Sono venti le protagoniste di una raccolta che abbraccia vari ambiti professionali, esistenziali e geografici: scrittrici, filosofe, economiste, politiche, attiviste


5' di lettura

Non sono ritratti di signore con fiori o cappello, in rosso o in grigio, con veletta, scialle o ventaglio, quelli della presente raccolta. Sono ritratti dipinti con le parole di Eliana Di Caro e rappresentano donne caratterizzate non dal loro abbigliamento ma dalla loro competenza e conoscenza; dalla loro preparazione, dal loro impegno e dalla loro serietà; dalla loro passione e determinazione.
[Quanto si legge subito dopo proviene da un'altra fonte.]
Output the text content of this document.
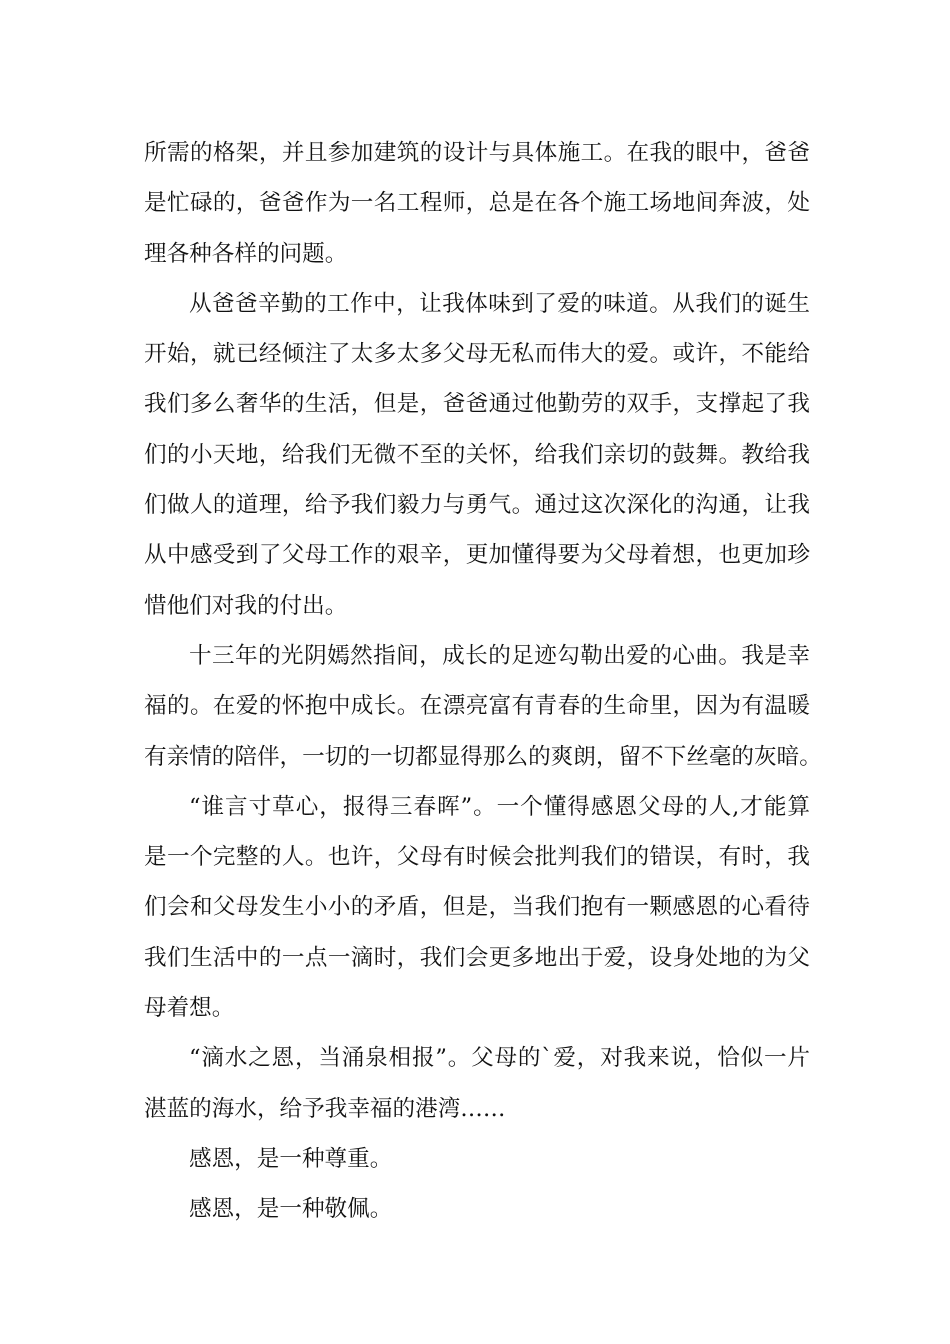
所需的格架，并且参加建筑的设计与具体施工。在我的眼中，爸爸
是忙碌的，爸爸作为一名工程师，总是在各个施工场地间奔波，处
理各种各样的问题。
从爸爸辛勤的工作中，让我体味到了爱的味道。从我们的诞生
开始，就已经倾注了太多太多父母无私而伟大的爱。或许，不能给
我们多么奢华的生活，但是，爸爸通过他勤劳的双手，支撑起了我
们的小天地，给我们无微不至的关怀，给我们亲切的鼓舞。教给我
们做人的道理，给予我们毅力与勇气。通过这次深化的沟通，让我
从中感受到了父母工作的艰辛，更加懂得要为父母着想，也更加珍
惜他们对我的付出。
十三年的光阴嫣然指间，成长的足迹勾勒出爱的心曲。我是幸
福的。在爱的怀抱中成长。在漂亮富有青春的生命里，因为有温暖
有亲情的陪伴，一切的一切都显得那么的爽朗，留不下丝毫的灰暗。
“谁言寸草心，报得三春晖”。一个懂得感恩父母的人,才能算
是一个完整的人。也许，父母有时候会批判我们的错误，有时，我
们会和父母发生小小的矛盾，但是，当我们抱有一颗感恩的心看待
我们生活中的一点一滴时，我们会更多地出于爱，设身处地的为父
母着想。
“滴水之恩，当涌泉相报”。父母的`爱，对我来说，恰似一片
湛蓝的海水，给予我幸福的港湾……
感恩，是一种尊重。
感恩，是一种敬佩。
Se poi sono vestite di grigio o di rosso, portano scialli o velette, sono eleganti o sportive, più o meno femminili, il fatto sussiste ma non conta.

Le persone di questi ritratti sono letterate, scrittrici e militanti, filosofe ed economiste, sociologhe, politiche e attiviste per i diritti umani, una cantante transgender, molte europeiste. È come se davanti a noi si aprisse una specie di Piazza degli Eroi, simile alla omonima monumentale piazza di Budapest: gli eroi di quella piazza però, e gli eroi in genere, oltre che essere tutti giovani e belli, e forti, e prevalentemente trecento, sono tutti maschi. Come quelli rappresentati nei ritratti, ancora una volta, esposti nelle gallerie di istituzioni importanti, ministeri, banche, Università davanti ai quali passiamo con perplessità nel notare ogni volta che incorniciano volti soltanto maschili.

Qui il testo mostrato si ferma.